A further concerning provision is the re-definition of "special measures" which allow a government to positively discriminate in favour of a race to redress the damage caused by past racial discrimination. The new definition widens the special measures which could be taken and there is a suspicion that this, and the absence of any need to consult the affected race, may derive from a desire to protect the Northern Territory Intervention legislation, based as it is on alleged special measures, some of which discriminate against indigenous people.
On the other hand many conservatives oppose positive discrimination, and the widening of that definition just supplies them with further ammunition. Why that is good politics is not clear. The RDA in particular uses the definition in the Convention and there seems no good reason why that definition should not be used in the new bill, especially when Labor’s National Platform requires it.
Another provision attracting criticism is clause 83 which gives the Human Rights Commission the power to grant "temporary" exemptions for up to five years for conduct otherwise prohibited by the proposed act. It is difficult to see any justification for such a power in relation to racial discrimination. This proposed power and the commission’s power to determine what are "special measures" (clause 80) effectively delegate law-making powers to the commission. Is this a good idea? We are dealing with fundamental rights here.
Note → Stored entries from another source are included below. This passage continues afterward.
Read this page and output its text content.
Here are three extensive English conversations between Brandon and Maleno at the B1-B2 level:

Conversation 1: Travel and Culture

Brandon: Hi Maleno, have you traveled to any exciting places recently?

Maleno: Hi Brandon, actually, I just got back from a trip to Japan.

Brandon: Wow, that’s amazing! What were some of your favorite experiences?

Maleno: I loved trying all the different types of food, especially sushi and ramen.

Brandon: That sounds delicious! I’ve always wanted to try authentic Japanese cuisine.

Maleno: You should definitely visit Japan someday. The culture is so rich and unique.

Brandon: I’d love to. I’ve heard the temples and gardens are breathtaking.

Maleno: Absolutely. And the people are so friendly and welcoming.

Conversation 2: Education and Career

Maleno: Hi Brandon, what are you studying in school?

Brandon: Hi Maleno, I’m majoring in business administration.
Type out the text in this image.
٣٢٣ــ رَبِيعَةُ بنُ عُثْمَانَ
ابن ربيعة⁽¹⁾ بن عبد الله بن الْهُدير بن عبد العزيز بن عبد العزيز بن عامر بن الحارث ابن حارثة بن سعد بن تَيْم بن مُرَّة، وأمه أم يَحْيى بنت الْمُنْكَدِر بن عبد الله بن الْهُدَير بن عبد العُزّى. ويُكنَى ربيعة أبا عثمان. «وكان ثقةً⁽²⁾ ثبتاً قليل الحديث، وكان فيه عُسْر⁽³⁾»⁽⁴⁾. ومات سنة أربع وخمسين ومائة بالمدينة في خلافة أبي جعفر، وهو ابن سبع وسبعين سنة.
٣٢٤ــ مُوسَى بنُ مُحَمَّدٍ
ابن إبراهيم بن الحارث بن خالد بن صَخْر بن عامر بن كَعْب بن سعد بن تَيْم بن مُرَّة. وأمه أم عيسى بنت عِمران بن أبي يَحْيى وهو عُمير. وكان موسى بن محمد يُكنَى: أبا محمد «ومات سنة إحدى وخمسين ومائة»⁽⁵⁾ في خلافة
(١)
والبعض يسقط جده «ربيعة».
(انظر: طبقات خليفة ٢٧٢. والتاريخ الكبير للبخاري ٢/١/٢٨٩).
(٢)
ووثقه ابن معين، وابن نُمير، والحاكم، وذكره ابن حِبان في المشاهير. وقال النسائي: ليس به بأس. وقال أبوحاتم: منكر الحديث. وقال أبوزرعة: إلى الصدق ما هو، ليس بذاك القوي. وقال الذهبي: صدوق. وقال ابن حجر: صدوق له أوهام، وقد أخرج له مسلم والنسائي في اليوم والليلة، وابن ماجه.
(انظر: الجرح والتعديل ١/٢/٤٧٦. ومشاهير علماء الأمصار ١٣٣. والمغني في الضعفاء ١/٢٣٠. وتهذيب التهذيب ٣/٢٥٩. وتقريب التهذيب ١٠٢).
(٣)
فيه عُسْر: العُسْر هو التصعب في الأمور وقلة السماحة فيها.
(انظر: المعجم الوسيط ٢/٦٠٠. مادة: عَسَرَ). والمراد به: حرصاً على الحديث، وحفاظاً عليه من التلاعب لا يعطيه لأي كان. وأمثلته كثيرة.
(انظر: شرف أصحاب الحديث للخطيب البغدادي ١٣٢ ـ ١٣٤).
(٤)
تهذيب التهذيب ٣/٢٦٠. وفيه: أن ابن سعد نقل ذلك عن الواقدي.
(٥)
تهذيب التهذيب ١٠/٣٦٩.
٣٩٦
The bill also continues previous provisions exempting religious schools and institutions from many of the sanctions imposed on others. This is a political hot potato of course, but even some of the churches are now conceding that, for example, gay children and teachers should not be excluded from their schools. Perhaps it is time now for further consideration of at least some of these exemptions.
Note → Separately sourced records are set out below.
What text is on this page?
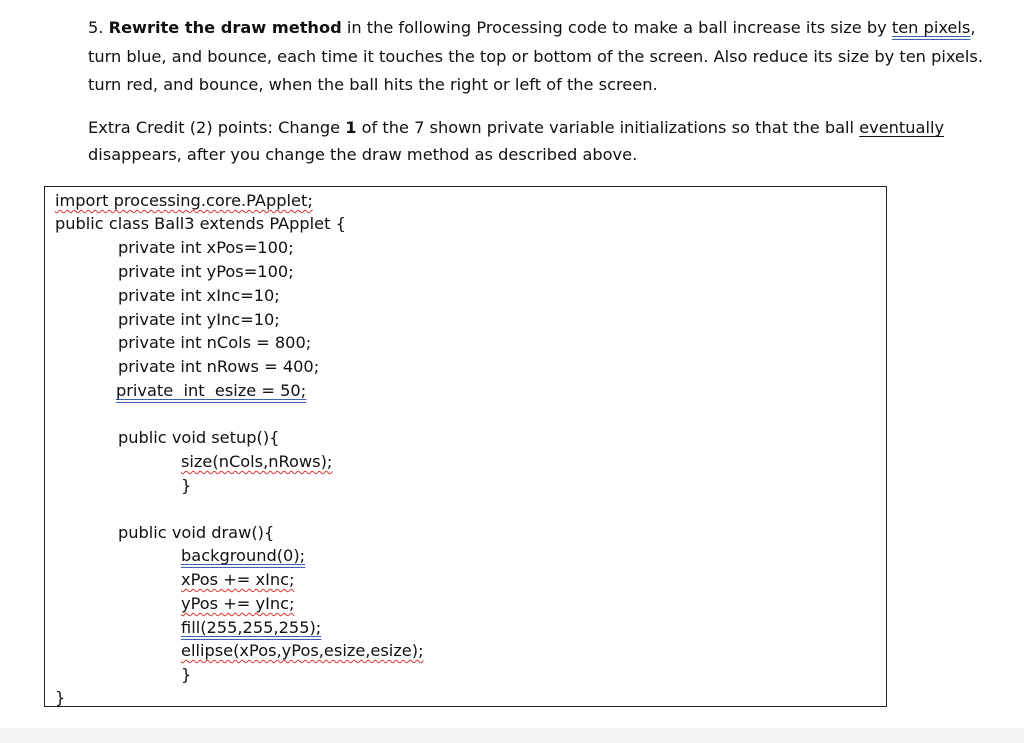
5. Rewrite the draw method in the following Processing code to make a ball increase its size by ten pixels, turn blue, and bounce, each time it touches the top or bottom of the screen. Also reduce its size by ten pixels. turn red, and bounce, when the ball hits the right or left of the screen.

Extra Credit (2) points: Change 1 of the 7 shown private variable initializations so that the ball eventually disappears, after you change the draw method as described above.
import processing.core.PApplet;
public class Ball3 extends PApplet {
private int xPos=100;
private int yPos=100;
private int xInc=10;
private int yInc=10;
private int nCols = 800;
private int nRows = 400;
private  int  esize = 50;
public void setup(){
size(nCols,nRows);
}
public void draw(){
background(0);
xPos += xInc;
yPos += yInc;
fill(255,255,255);
ellipse(xPos,yPos,esize,esize);
}
}
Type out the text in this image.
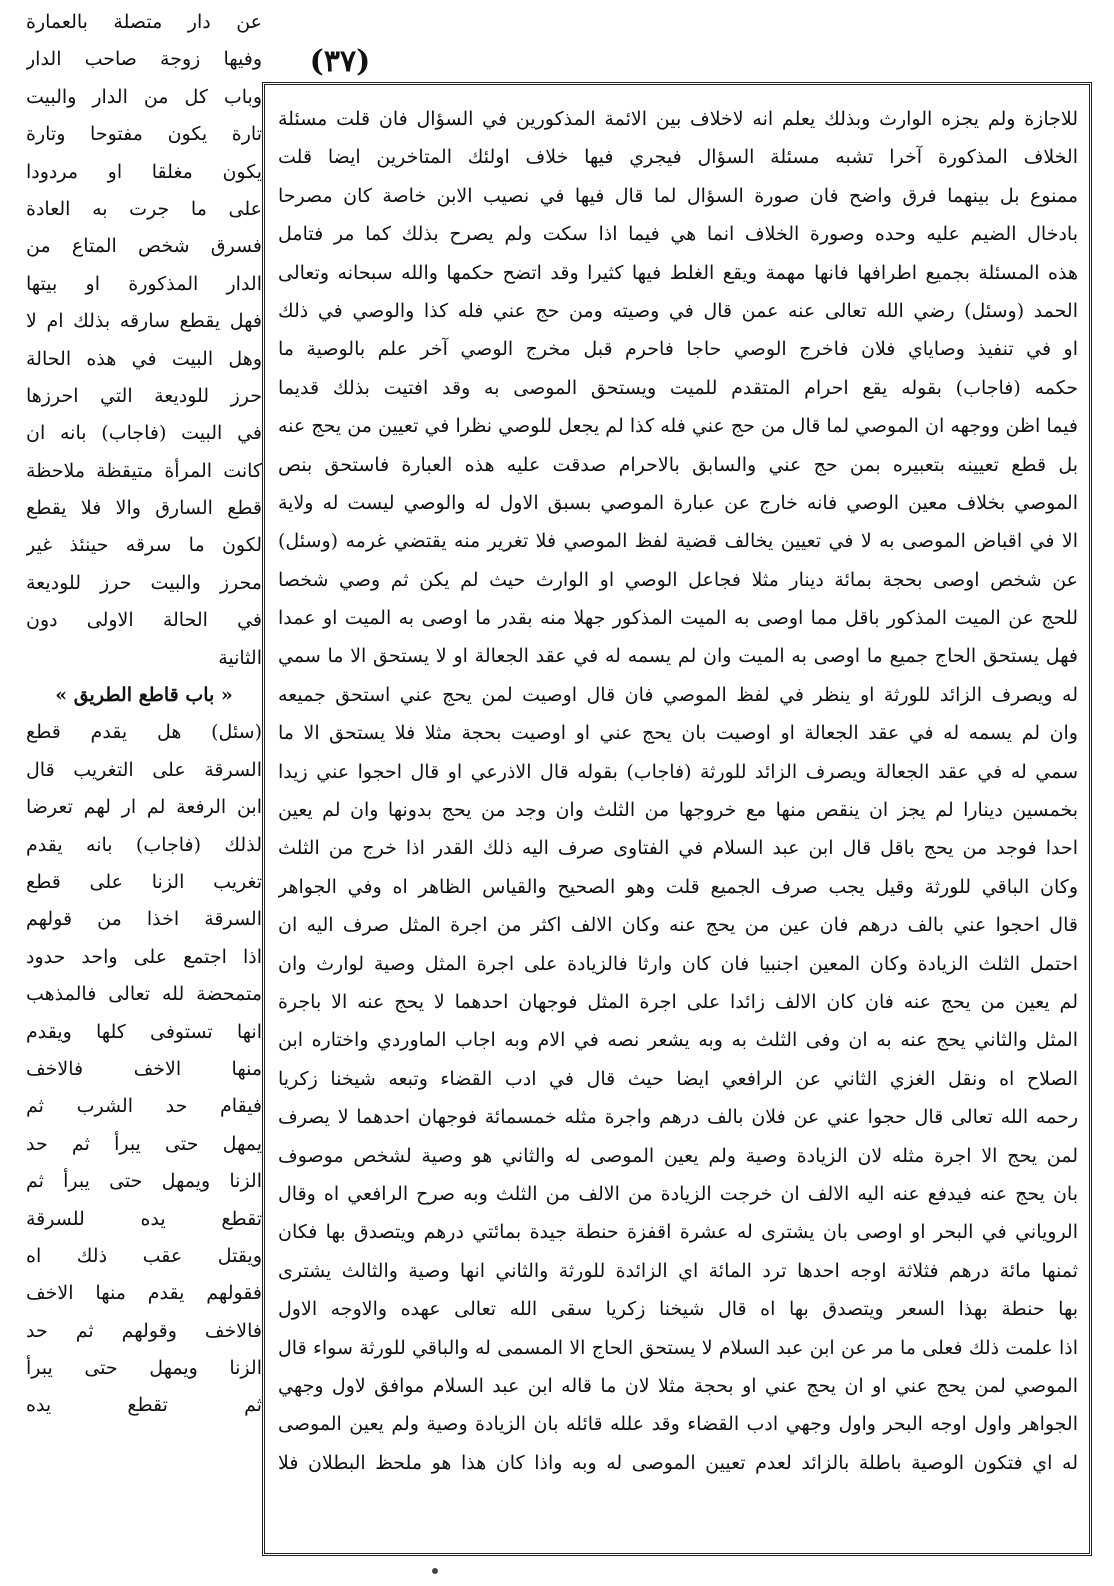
(٣٧)
للاجازة ولم يجزه الوارث وبذلك يعلم انه لاخلاف بين الائمة المذكورين في السؤال فان قلت مسئلة
الخلاف المذكورة آخرا تشبه مسئلة السؤال فيجري فيها خلاف اولئك المتاخرين ايضا قلت
ممنوع بل بينهما فرق واضح فان صورة السؤال لما قال فيها في نصيب الابن خاصة كان مصرحا
بادخال الضيم عليه وحده وصورة الخلاف انما هي فيما اذا سكت ولم يصرح بذلك كما مر فتامل
هذه المسئلة بجميع اطرافها فانها مهمة ويقع الغلط فيها كثيرا وقد اتضح حكمها والله سبحانه وتعالى
الحمد (وسئل) رضي الله تعالى عنه عمن قال في وصيته ومن حج عني فله كذا والوصي في ذلك
او في تنفيذ وصاياي فلان فاخرج الوصي حاجا فاحرم قبل مخرج الوصي آخر علم بالوصية ما
حكمه (فاجاب) بقوله يقع احرام المتقدم للميت ويستحق الموصى به وقد افتيت بذلك قديما
فيما اظن ووجهه ان الموصي لما قال من حج عني فله كذا لم يجعل للوصي نظرا في تعيين من يحج عنه
بل قطع تعيينه بتعبيره بمن حج عني والسابق بالاحرام صدقت عليه هذه العبارة فاستحق بنص
الموصي بخلاف معين الوصي فانه خارج عن عبارة الموصي بسبق الاول له والوصي ليست له ولاية
الا في اقباض الموصى به لا في تعيين يخالف قضية لفظ الموصي فلا تغرير منه يقتضي غرمه (وسئل)
عن شخص اوصى بحجة بمائة دينار مثلا فجاعل الوصي او الوارث حيث لم يكن ثم وصي شخصا
للحج عن الميت المذكور باقل مما اوصى به الميت المذكور جهلا منه بقدر ما اوصى به الميت او عمدا
فهل يستحق الحاج جميع ما اوصى به الميت وان لم يسمه له في عقد الجعالة او لا يستحق الا ما سمي
له ويصرف الزائد للورثة او ينظر في لفظ الموصي فان قال اوصيت لمن يحج عني استحق جميعه
وان لم يسمه له في عقد الجعالة او اوصيت بان يحج عني او اوصيت بحجة مثلا فلا يستحق الا ما
سمي له في عقد الجعالة ويصرف الزائد للورثة (فاجاب) بقوله قال الاذرعي او قال احجوا عني زيدا
بخمسين دينارا لم يجز ان ينقص منها مع خروجها من الثلث وان وجد من يحج بدونها وان لم يعين
احدا فوجد من يحج باقل قال ابن عبد السلام في الفتاوى صرف اليه ذلك القدر اذا خرج من الثلث
وكان الباقي للورثة وقيل يجب صرف الجميع قلت وهو الصحيح والقياس الظاهر اه وفي الجواهر
قال احجوا عني بالف درهم فان عين من يحج عنه وكان الالف اكثر من اجرة المثل صرف اليه ان
احتمل الثلث الزيادة وكان المعين اجنبيا فان كان وارثا فالزيادة على اجرة المثل وصية لوارث وان
لم يعين من يحج عنه فان كان الالف زائدا على اجرة المثل فوجهان احدهما لا يحج عنه الا باجرة
المثل والثاني يحج عنه به ان وفى الثلث به وبه يشعر نصه في الام وبه اجاب الماوردي واختاره ابن
الصلاح اه ونقل الغزي الثاني عن الرافعي ايضا حيث قال في ادب القضاء وتبعه شيخنا زكريا
رحمه الله تعالى قال حجوا عني عن فلان بالف درهم واجرة مثله خمسمائة فوجهان احدهما لا يصرف
لمن يحج الا اجرة مثله لان الزيادة وصية ولم يعين الموصى له والثاني هو وصية لشخص موصوف
بان يحج عنه فيدفع عنه اليه الالف ان خرجت الزيادة من الالف من الثلث وبه صرح الرافعي اه وقال
الروياني في البحر او اوصى بان يشترى له عشرة اقفزة حنطة جيدة بمائتي درهم ويتصدق بها فكان
ثمنها مائة درهم فثلاثة اوجه احدها ترد المائة اي الزائدة للورثة والثاني انها وصية والثالث يشترى
بها حنطة بهذا السعر ويتصدق بها اه قال شيخنا زكريا سقى الله تعالى عهده والاوجه الاول
اذا علمت ذلك فعلى ما مر عن ابن عبد السلام لا يستحق الحاج الا المسمى له والباقي للورثة سواء قال
الموصي لمن يحج عني او ان يحج عني او بحجة مثلا لان ما قاله ابن عبد السلام موافق لاول وجهي
الجواهر واول اوجه البحر واول وجهي ادب القضاء وقد علله قائله بان الزيادة وصية ولم يعين الموصى
له اي فتكون الوصية باطلة بالزائد لعدم تعيين الموصى له وبه واذا كان هذا هو ملحظ البطلان فلا
عن دار متصلة بالعمارة
وفيها زوجة صاحب الدار
وباب كل من الدار والبيت
تارة يكون مفتوحا وتارة
يكون مغلقا او مردودا
على ما جرت به العادة
فسرق شخص المتاع من
الدار المذكورة او بيتها
فهل يقطع سارقه بذلك ام لا
وهل البيت في هذه الحالة
حرز للوديعة التي احرزها
في البيت (فاجاب) بانه ان
كانت المرأة متيقظة ملاحظة
قطع السارق والا فلا يقطع
لكون ما سرقه حينئذ غير
محرز والبيت حرز للوديعة
في الحالة الاولى دون
الثانية
« باب قاطع الطريق »
(سئل) هل يقدم قطع
السرقة على التغريب قال
ابن الرفعة لم ار لهم تعرضا
لذلك (فاجاب) بانه يقدم
تغريب الزنا على قطع
السرقة اخذا من قولهم
اذا اجتمع على واحد حدود
متمحضة لله تعالى فالمذهب
انها تستوفى كلها ويقدم
منها الاخف فالاخف
فيقام حد الشرب ثم
يمهل حتى يبرأ ثم حد
الزنا ويمهل حتى يبرأ ثم
تقطع يده للسرقة
ويقتل عقب ذلك اه
فقولهم يقدم منها الاخف
فالاخف وقولهم ثم حد
الزنا ويمهل حتى يبرأ
ثم تقطع يده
What may be happening here is that the government is pursuing political objectives and in the process may be unintentionally undermining its adherence to human rights standards. What Fred Hollows would make of this one wonders. He was buried in 2003 at Bourke Cemetery, not too far from the Oasis Hotel, in the region where he spent so much time trying to redress the effects of past racial discrimination. The federal Parliament should do the same — a good start would be to get this bill right.